China’s Covid outbreak is getting worse
China reported its first Covid-related death in nearly 6 months in Beijing as the outbreak continues to get worse and cast doubts on a Xi pivot. The capital added 516 cases on Sunday, and called the situation "grim." There are some retail and school closures, and the request to stay home was made over the weekend and has been extended. Meanwhile, a district in Guangzhou has imposed a 5-day lockdown to conduct mass coronavirus testing in some areas.
ECB balance sheet reduction kicks off
Euro zone banks are set to repay 296 billion euros in multi-year loans from the European Central Bank next week, less than the roughly 500 billion euros expected, in its latest step to fight runaway inflation in the Eurozone. The ECB has given banks an incentive to get rid of those loans by taking away a rate subsidy last month. It was its first move to mop up cash from the banking system and the first step towards unwinding its massive bond purchases. While the odds of a 50bos are still in favor for the December 15 meeting, key focus will also be on how fast this move can reverse the ECB's 3.3-trillion-euro Asset Purchase Programme. Christine Lagarde continued to sound the alarm on inflation, saying that even an economic downturn wont be enough to tame soaring prices. However, Knot hinted at slower pace of rate hikes, expecting rates to reach neutral next month. He still reaffirmed that policy needs to be restrictive and QT should be used alongside.

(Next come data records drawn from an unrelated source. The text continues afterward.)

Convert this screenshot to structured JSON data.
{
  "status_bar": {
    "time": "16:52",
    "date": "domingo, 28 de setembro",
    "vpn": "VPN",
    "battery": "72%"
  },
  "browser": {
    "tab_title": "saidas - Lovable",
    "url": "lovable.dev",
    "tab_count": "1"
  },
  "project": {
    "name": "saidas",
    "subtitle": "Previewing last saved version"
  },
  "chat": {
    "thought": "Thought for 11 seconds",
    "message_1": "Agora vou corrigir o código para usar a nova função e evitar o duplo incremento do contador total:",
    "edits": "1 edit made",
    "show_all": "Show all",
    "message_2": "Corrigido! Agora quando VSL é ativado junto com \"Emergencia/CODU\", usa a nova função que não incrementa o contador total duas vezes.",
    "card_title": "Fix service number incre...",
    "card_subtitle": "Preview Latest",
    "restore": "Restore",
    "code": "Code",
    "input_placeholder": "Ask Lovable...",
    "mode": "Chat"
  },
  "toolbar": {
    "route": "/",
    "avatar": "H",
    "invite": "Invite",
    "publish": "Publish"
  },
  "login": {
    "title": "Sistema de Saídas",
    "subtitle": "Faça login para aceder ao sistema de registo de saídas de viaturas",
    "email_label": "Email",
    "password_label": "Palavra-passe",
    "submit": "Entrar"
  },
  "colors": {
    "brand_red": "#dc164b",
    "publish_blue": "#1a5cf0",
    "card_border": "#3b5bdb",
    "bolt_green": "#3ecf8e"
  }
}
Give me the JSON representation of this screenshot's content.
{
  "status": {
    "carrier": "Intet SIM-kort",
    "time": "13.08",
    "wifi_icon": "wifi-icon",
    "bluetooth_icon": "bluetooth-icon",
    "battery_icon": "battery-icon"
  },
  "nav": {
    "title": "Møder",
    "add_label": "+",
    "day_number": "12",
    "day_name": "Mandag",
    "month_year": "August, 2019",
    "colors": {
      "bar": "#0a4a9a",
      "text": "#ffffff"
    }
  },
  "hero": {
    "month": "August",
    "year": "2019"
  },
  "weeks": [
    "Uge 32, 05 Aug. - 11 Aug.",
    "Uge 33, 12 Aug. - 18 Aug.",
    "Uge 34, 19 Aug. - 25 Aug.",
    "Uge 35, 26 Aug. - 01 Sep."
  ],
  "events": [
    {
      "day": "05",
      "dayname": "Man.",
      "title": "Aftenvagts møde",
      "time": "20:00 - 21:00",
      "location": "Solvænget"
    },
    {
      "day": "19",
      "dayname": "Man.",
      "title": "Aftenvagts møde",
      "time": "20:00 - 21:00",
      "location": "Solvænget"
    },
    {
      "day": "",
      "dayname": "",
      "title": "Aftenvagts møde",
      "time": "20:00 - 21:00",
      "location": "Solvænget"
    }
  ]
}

UK retail sales signals a temporary recovery in consumer spending
A rebound in UK’s retail sales for October signalled that Q4 may see concerns on consumer spending ease slightly. Retail sales grew 0.6% MoM in October after a decline of 1.5% in September. However the outlook remains bleak given the squeeze on incomes amid high inflation and the rise in interest rates.
Political gridlock in Malaysia
After Saturday’s election, Malaysia saw its first ever hung parliament as none of the three major coalitions won enough seats to form a majority, extending the political crisis in an economy on a fragile rebound. It is unlikely to be a big shock to the markets, as the results were generally as expected. The king has asked the parties to name their PM candidates by Monday afternoon, and while a coalition will likely be formed it is hardly enough to ensure a smooth functioning government. Ex-PM Mahathir lost the election while the ruling coalition was reduced to 30 seats, signalling a complete lack of trust in the political framework.